I identified myself to the custody sergeant and enquired about Julian Reed.
‘He’s providing a second breath test at the moment, sir,’ said the sergeant. ‘I’ve no doubt it’ll be positive. According to the arresting officers, he was slightly more than twice over the legal limit when they breathalysed him at the roadside.’
‘Julian Reed is a strong suspect for a murder that I’m investigating, Skip,’ I said, ‘and I should like him to be kept in custody until he’s sober enough to be interviewed.’
‘I presume there’s sufficient evidence to support the allegation, sir.’ The custody sergeant was only doing his job; in normal circumstances the responsibility for deciding whether a prisoner should be admitted to bail rested with him. Nevertheless, I could overrule him if I thought that detention was warranted.
‘There is,’ I said, ‘substantial fingerprint and forensi
c evidence.’ I thought it better not to mention that Reed had furnished an alibi which, on the face of it, appeared to place him at a swingers’ party in Dorking at the time of Sharon Gregory’s murder. But I still had reservations about that.
‘Right, sir. In any case, he’ll have to be detained until he’s sober enough to be released.’ The sergeant paused as a traffic officer entered the custody suite. ‘Got a result?’ he asked him.
‘The lowest reading was eighty micrograms, Skip. Just over twice the limit.’
‘That settles it, sir,’ said the custody sergeant, turning back to me. ‘We’ll have to keep him in custody for at least eight hours before he can safely be released.’
All of which was a confounded nuisance. If I were to interrogate a man with that amount of alcohol in his system, anything he said would undoubtedly be challenged by his solicitor, to say nothing of defence counsel. If we ever got to court on a murder charge, that is. Given that I accepted the custody sergeant’s prediction, which I was bound to do, it would be at least eleven o’clock this evening before we could speak to him. And as the Police and Criminal Evidence Act stipulated that a prisoner must be afforded rest, usually at night, we would be unable to talk to him before tomorrow.
‘We’ll be back in the morning, Skip,’ I said. ‘In the meantime, I’d like to have a look at his car.’
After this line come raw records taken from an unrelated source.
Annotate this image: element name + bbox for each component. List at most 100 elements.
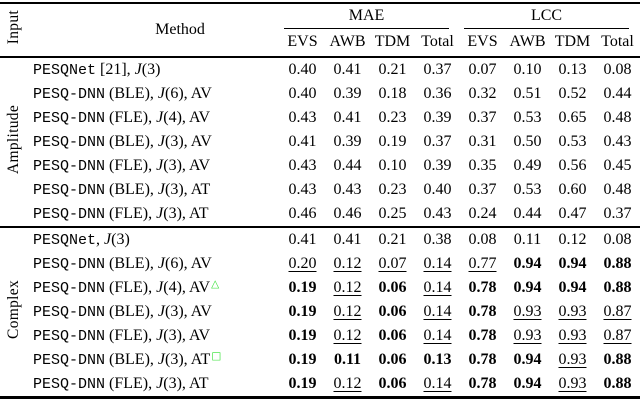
method-name-mono: PESQ-DNN [33,328,106,345]
value-cell: 0.37 [423,133,452,150]
value-cell: 0.12 [333,255,362,272]
method-cell: PESQ-DNN (BLE), J(6), AV [28,82,280,106]
table-row: PESQ-DNN (BLE), J(3), AV 0.41 0.39 0.19 0.37… [0,130,640,154]
method-j-arg: (3) [163,375,182,392]
value-cell: 0.78 [468,279,497,296]
value-cell: 0.51 [513,85,542,102]
method-j-italic: J [156,327,164,344]
method-cell: PESQ-DNN (FLE), J(3), AT [28,202,280,228]
value-cell: 0.44 [603,85,632,102]
method-j-arg: (4) [163,279,182,296]
input-column-label: Input [5,10,22,45]
value-cell: 0.24 [460,202,505,228]
method-suffix: , AV [183,85,212,102]
value-cell: 0.43 [288,109,317,126]
method-j-arg: (6) [165,85,184,102]
value-cell: 0.50 [513,133,542,150]
method-mid-text: (FLE), [105,157,157,174]
value-cell: 0.41 [333,109,362,126]
value-cell: 0.41 [288,133,317,150]
method-cell: PESQ-DNN (BLE), J(3), AV [28,300,280,324]
value-cell: 0.93 [558,351,587,368]
value-cell: 0.41 [333,61,362,78]
value-cell: 0.31 [468,133,497,150]
method-j-arg: (3) [163,157,182,174]
value-cell: 0.53 [513,109,542,126]
value-cell: 0.19 [378,133,407,150]
value-cell: 0.43 [288,181,317,198]
table-row: PESQ-DNN (BLE), J(3), AV 0.19 0.12 0.06 0.14… [0,300,640,324]
method-suffix: , AV [181,109,211,126]
method-mid-text: [21], [96,61,135,78]
value-cell: 0.14 [423,375,452,392]
value-cell: 0.46 [325,202,370,228]
value-cell: 0.78 [468,303,497,320]
value-cell: 0.23 [378,181,407,198]
value-cell: 0.06 [378,303,407,320]
input-section-cell-complex: Complex [0,227,28,398]
value-cell: 0.14 [423,327,452,344]
value-cell: 0.12 [333,327,362,344]
value-cell: 0.08 [603,231,632,248]
value-cell: 0.93 [558,303,587,320]
value-cell: 0.10 [513,61,542,78]
method-j-italic: J [157,133,165,150]
method-mid-text: , [96,231,105,248]
value-cell: 0.94 [558,279,587,296]
value-cell: 0.19 [288,279,317,296]
square-marker-icon: □ [211,350,222,362]
value-cell: 0.77 [468,255,497,272]
table-row: PESQ-DNN (FLE), J(3), AT 0.19 0.12 0.06 0.14… [0,372,640,398]
method-cell: PESQ-DNN (BLE), J(3), AT [28,178,280,202]
method-j-italic: J [157,255,165,272]
value-cell: 0.38 [423,231,452,248]
value-cell: 0.12 [333,303,362,320]
method-j-arg: (3) [165,351,184,368]
method-mid-text: (FLE), [105,375,157,392]
method-j-arg: (4) [163,109,182,126]
value-cell: 0.43 [288,157,317,174]
subheader-lcc-tdm: TDM [550,29,595,58]
value-cell: 0.39 [333,85,362,102]
value-cell: 0.12 [558,231,587,248]
method-suffix: , AV [181,157,211,174]
value-cell: 0.65 [558,109,587,126]
value-cell: 0.52 [558,85,587,102]
method-name-mono: PESQ-DNN [33,158,106,175]
value-cell: 0.11 [513,231,542,248]
value-cell: 0.78 [468,351,497,368]
value-cell: 0.14 [423,279,452,296]
value-cell: 0.87 [603,327,632,344]
value-cell: 0.44 [505,202,550,228]
method-j-arg: (3) [163,327,182,344]
value-cell: 0.13 [558,61,587,78]
method-name-mono: PESQ-DNN [33,86,106,103]
method-j-italic: J [156,205,164,222]
value-cell: 0.43 [333,181,362,198]
method-j-arg: (3) [163,205,182,222]
value-cell: 0.49 [513,157,542,174]
method-name-mono: PESQ-DNN [33,256,106,273]
method-j-italic: J [156,375,164,392]
method-name-mono: PESQ-DNN [33,110,106,127]
method-j-arg: (3) [165,133,184,150]
subheader-lcc-total: Total [595,29,640,58]
value-cell: 0.94 [513,375,542,392]
mae-group-label: MAE [284,7,449,29]
method-name-mono: PESQ-DNN [33,352,106,369]
method-column-header: Method [28,3,280,58]
value-cell: 0.06 [378,375,407,392]
value-cell: 0.48 [603,181,632,198]
value-cell: 0.88 [603,279,632,296]
header-row-subcolumns: EVS AWB TDM Total EVS AWB TDM Total [0,29,640,58]
value-cell: 0.10 [378,157,407,174]
method-suffix: , AT [181,375,209,392]
value-cell: 0.21 [378,61,407,78]
triangle-marker-icon: △ [211,278,220,290]
value-cell: 0.94 [513,255,542,272]
value-cell: 0.19 [288,375,317,392]
value-cell: 0.12 [333,375,362,392]
method-name-mono: PESQNet [33,232,97,249]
‘No problem, sir. It’s in the yard. I’ll get a PC to show you the way. Incidentally, a couple of forensic examiners are out there already. They said they were meeting you here.’
Linda Mitchell and an assistant were waiting for us as Dave and I walked out to the station yard.
For a moment or two, Dave stood in open-mouthed admiration of Julian Reed’s silver-grey C-Class Mercedes.
‘That is some car, guv,’ said Dave. ‘It must’ve set him back at least thirty-five grand, possibly more. And presumably Mrs Reed paid for it.’
‘She didn’t,’ I said. ‘According to Charlie Flynn’s sources, she’s not worth a bean.’
‘All right for me to take a look inside, Mr Brock?’ asked Linda, donning a pair of latex gloves.